Slick Willie was unctuous enough to slide out from under conviction: the American people love an aging philanderer with the same logic we loved George W. Bush—I mean really! We could be that guy! This told the inevitable turn, however; a snotty-nosed intellectual like Al Gore wouldn't stand a chance against the Good-Ol'-Boy-in-Chief. Simultaneously, the Right claimed a simulacrum of the moral high ground when it rallied fundamentalist Christianity to its cause. In America, where Labor seems like a historical footnote vaguely associated with the mysterious disappearance of Jimmy Hoffa a long, long time ago, we pretty much have only two things left to believe in: scripture and spreadsheets. The Right has always claimed the fiscal power of the boardroom, and now it claimed the spiritual power of the bible as well. By 2000, it looked to a lot of otherwise reasonable people that, indeed, maybe the Right really was, uh, not wrong.

The intervening eight years have become a well-remembered era of shame: waterboarding, domestic spying, a bloody war built on lies, Wall Street Gone Wild. With actual evidence, the complaints of the Left became more than just the ravings of aging hippies having flashbacks. When we actually saw in our web browsers that John Ashcroft really did lay a sheet over the blind Lady Justice for being bare-breasted, it started to become clear even to some of the slower among us that this was an administration that didn't care for justice all that much, it being bad for business and antithetical to ideological advancement.
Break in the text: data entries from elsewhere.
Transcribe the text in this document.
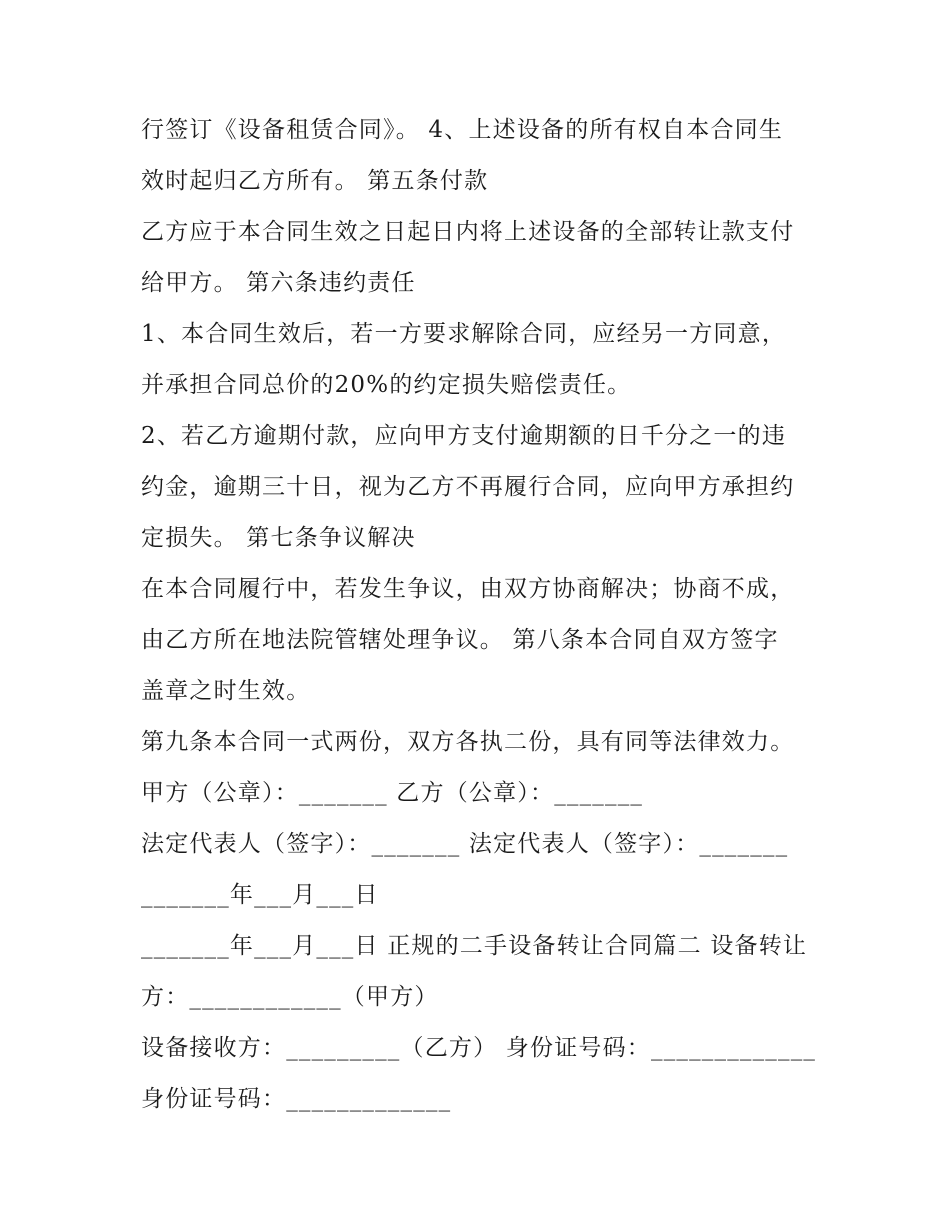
行签订《设备租赁合同》。 4、上述设备的所有权自本合同生
效时起归乙方所有。 第五条付款
乙方应于本合同生效之日起日内将上述设备的全部转让款支付
给甲方。 第六条违约责任
1、本合同生效后，若一方要求解除合同，应经另一方同意，
并承担合同总价的20%的约定损失赔偿责任。
2、若乙方逾期付款，应向甲方支付逾期额的日千分之一的违
约金，逾期三十日，视为乙方不再履行合同，应向甲方承担约
定损失。 第七条争议解决
在本合同履行中，若发生争议，由双方协商解决；协商不成，
由乙方所在地法院管辖处理争议。 第八条本合同自双方签字
盖章之时生效。
第九条本合同一式两份，双方各执二份，具有同等法律效力。
甲方（公章）：_______ 乙方（公章）：_______
法定代表人（签字）：_______ 法定代表人（签字）：_______
_______年___月___日
_______年___月___日 正规的二手设备转让合同篇二 设备转让
方：____________（甲方）
设备接收方：_________（乙方） 身份证号码：_____________
身份证号码：_____________
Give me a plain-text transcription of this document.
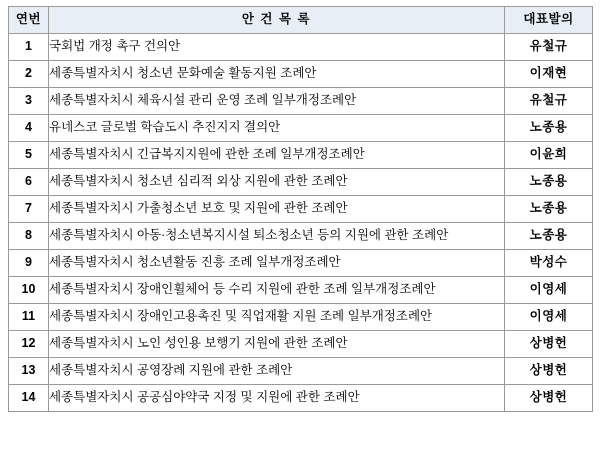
연번	안 건 목 록	대표발의
1	국회법 개정 촉구 건의안	유철규
2	세종특별자치시 청소년 문화예술 활동지원 조례안	이재현
3	세종특별자치시 체육시설 관리 운영 조례 일부개정조례안	유철규
4	유네스코 글로벌 학습도시 추진지지 결의안	노종용
5	세종특별자치시 긴급복지지원에 관한 조례 일부개정조례안	이윤희
6	세종특별자치시 청소년 심리적 외상 지원에 관한 조례안	노종용
7	세종특별자치시 가출청소년 보호 및 지원에 관한 조례안	노종용
8	세종특별자치시 아동·청소년복지시설 퇴소청소년 등의 지원에 관한 조례안	노종용
9	세종특별자치시 청소년활동 진흥 조례 일부개정조례안	박성수
10	세종특별자치시 장애인휠체어 등 수리 지원에 관한 조례 일부개정조례안	이영세
11	세종특별자치시 장애인고용촉진 및 직업재활 지원 조례 일부개정조례안	이영세
12	세종특별자치시 노인 성인용 보행기 지원에 관한 조례안	상병헌
13	세종특별자치시 공영장례 지원에 관한 조례안	상병헌
14	세종특별자치시 공공심야약국 지정 및 지원에 관한 조례안	상병헌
And ironically, in retrospect, it turned out that Ashcroft was one of the more reasonable ones: he was just offended by boobs; Alberto Gonzales and David Addington and John Woo were offended by the countercultural threat called the Constitution and the rule of law.

Meanwhile, all us reg'lar folks were getting laid off, downsized, our jobs outsourced to places we didn't even know had names. Our industries were literally scrapped, melted down, and sold back to us as Chinese iPods, Plasma TVs, flaming laptops. Our cousins came back from Iraq one-legged and TBIed, embittered and frightfully ready to return. Our houses swelled and burst. Even David Letterman got a social conscience.

In such an atmosphere, it was almost certain that a few angry lefties would take a bit of pleasure in the Right's recent retreat. And where better for this to happen than on PRA, Public Radio of America, the scrappy upstart network threatening the establishmentarian and weak-willed hegemony of NPR and PRI.

To be sure, Carlisle's "Blago's Boys" puppet show was either pure radical genius or pure idiocy for a radio show, but it made for a great podcast in any event. Frank Oz voicing the embattled former Illinois governor was a natural. Lewis Black's interpretation of W's last year in office as a recreated cowboy King Lear gave the angry elite a reason to tune in their desktop Tivolis. And Sarah Ferguson's recent take on the flap between Laura Ingraham and Meghan McCain was understated perfection. Set to the tune of Naughty by Nature's "OPP" and titled "BBW," it skewered the hard and stringy-hearted Ingraham while at the same time liberating chunky chix everywhere let their flesh flags fly. Especially notable is that the Duchess of York was backed up on the track by Fergie from the Black Eyed Peas. Expect a collection, Fergie² by the fall.

Too often, the Left has been portrayed as dreamy-eyed and effete. Too often it has acted with a fawning sort of conciliation to the Right, recognizing their right to say what they have to say, but seldom vociferously countering its blather. Deep down, though, from the still-beating ideological hearts of Woody Guthrie and the Wobblies, liberals have always harbored a fiery streak of righteous indignation. This American Schadenfreude gives angry lefites a venue to express that indignation at what's wrong and what's unjust and what we seldom speak within the throes of our corporate serfdom and laid-off sense of loss.

Bipartisanship be damned; it's time to get mean. And on our part, at least, it's in stereo.